Method: compute_probabilities(qubit_spec=None)

  • This method breaks down the problem:

    • Partitions the global qubit_spec into per-subcircuit qubit spec.

    • Builds a local subcircuit_packed_probs dictionary for all subcircuits, applying any merging implied by the per-subcircuit qubit spec.

    • Defines the total “work” as the Cartesian product across all input cut-edge Pauli choices: total_work = n_basis ** sum(self.in_degrees) with n_basis=4.

  • Parallel execution:

    • Rank 0 operates as a scheduler; workers (ranks > 0) receive chunks of initialization tuples and return partial probability vectors.

    • Scheduler (Rank 0):

      • Slices the iterator of work into balanced chunks.

      • Sends [active_qubits, subcircuit_packed_probs, work_chunk] to each worker with MPI_WORK_TAG.

      • Receives partial results with MPI_RESULT_TAG and accumulates them.

      • Sends MPI_DONE_TAG to each worker when no more chunks remain.

    • Worker (Rank > 0):

      • Receives a message; if MPI_DONE_TAG, breaks; otherwise, calls _compute_probabilities(...) on the chunk and replies with the partial result.

_compute_probabilities

Method: _compute_probabilities(active_qubits, subcircuit_packed_probs, initializations_list, ...)

  • This is the core GPU-aware computational kernel.

  • This step computes the partial probability vector for a given list of initialization tuples.

  • For each initialization tuple, it constructs the per-subcircuit index (init_slice, meas_slice, Ellipsis) to pull the probability vector from subcircuit_packed_probs.

  • Finally, it combines subcircuits left-to-right using vector_kron (a Python wrapper over a CUDA kernel) to form a single 2^active_qubits vector.

At the end:

  • Rank 0 divides by 2**self.num_cuts (normalization of the stitched distribution), broadcasts to all ranks, and returns the vector.

Why this design

  • A single call to compute_probabilities can be very expensive; distributing embarrassingly parallel initialization work scales linearly across ranks.

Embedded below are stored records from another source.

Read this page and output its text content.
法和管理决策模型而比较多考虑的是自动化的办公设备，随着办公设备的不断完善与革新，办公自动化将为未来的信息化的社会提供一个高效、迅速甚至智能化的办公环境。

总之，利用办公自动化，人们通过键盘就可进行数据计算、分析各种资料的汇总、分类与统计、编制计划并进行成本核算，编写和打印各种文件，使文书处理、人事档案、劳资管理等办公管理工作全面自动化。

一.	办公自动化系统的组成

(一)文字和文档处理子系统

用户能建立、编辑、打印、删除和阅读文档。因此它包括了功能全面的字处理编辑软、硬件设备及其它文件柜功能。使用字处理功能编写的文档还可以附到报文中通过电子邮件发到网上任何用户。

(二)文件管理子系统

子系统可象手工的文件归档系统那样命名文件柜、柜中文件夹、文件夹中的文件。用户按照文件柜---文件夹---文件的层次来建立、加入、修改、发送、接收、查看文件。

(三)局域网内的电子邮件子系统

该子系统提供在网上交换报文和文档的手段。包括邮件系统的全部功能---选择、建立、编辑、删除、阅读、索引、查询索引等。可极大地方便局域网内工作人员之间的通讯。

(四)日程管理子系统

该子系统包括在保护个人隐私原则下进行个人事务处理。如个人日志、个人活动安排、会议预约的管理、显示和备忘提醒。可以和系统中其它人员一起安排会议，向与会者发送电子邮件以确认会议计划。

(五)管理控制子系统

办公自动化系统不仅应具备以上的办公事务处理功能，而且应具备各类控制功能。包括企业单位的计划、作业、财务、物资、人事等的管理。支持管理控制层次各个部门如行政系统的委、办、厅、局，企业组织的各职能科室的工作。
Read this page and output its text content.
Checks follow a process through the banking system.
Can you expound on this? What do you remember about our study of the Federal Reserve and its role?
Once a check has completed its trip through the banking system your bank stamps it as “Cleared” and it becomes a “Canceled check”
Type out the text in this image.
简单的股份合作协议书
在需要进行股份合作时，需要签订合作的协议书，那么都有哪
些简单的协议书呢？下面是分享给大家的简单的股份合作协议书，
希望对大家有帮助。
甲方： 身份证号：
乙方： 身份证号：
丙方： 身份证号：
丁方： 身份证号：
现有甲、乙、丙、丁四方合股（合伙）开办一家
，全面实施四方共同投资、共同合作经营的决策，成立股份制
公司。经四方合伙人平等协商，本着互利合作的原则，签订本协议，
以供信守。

  • Since each rank calls a CUDA kernel, this step can utilize multiple GPUs across nodes.

7) Plotting and verifying probabilities

Method: get_probabilities(full_states=None, quasi=False)

  • If full_states is None, creates all integers [0, ..., 2^n - 1].

  • Computes the reconstruction bit permutation:

    • perm = self.reconstruction_flat_qubit_order()

      • Internally:

        • Builds a flat list (by greedy subcircuit order) of original qubit indices that the downstream reconstruction yields.

        • Converts it into a permutation vector so we can permute bits correctly. The permuted indices are stored as permuted_indices.

  • Calls self.dynamic_definition.probabilities(full_states=permuted_indices) to sum all bins into requested output indices; optionally converts quasi to real probabilities.

Method: verify(probabilities, backend="statevector_simulator", atol=1e-10, raise_error=True)

  • Computes ground truth via evaluate_circ(self.circuit, backend) and returns a normalized MSE error. Raises an Exception (optional) if error is above tolerance.

Method: plot(plot_ground_truth=False, full_states=None, output_file=None)

  • Plots reconstructed probabilities, optionally overlaying ground truth.

Note

Verifying probabilities is only possible for small circuits where the full statevector can be simulated. Plotting is possible for larger circuits, as long as full_states is judiciously selected and not too large.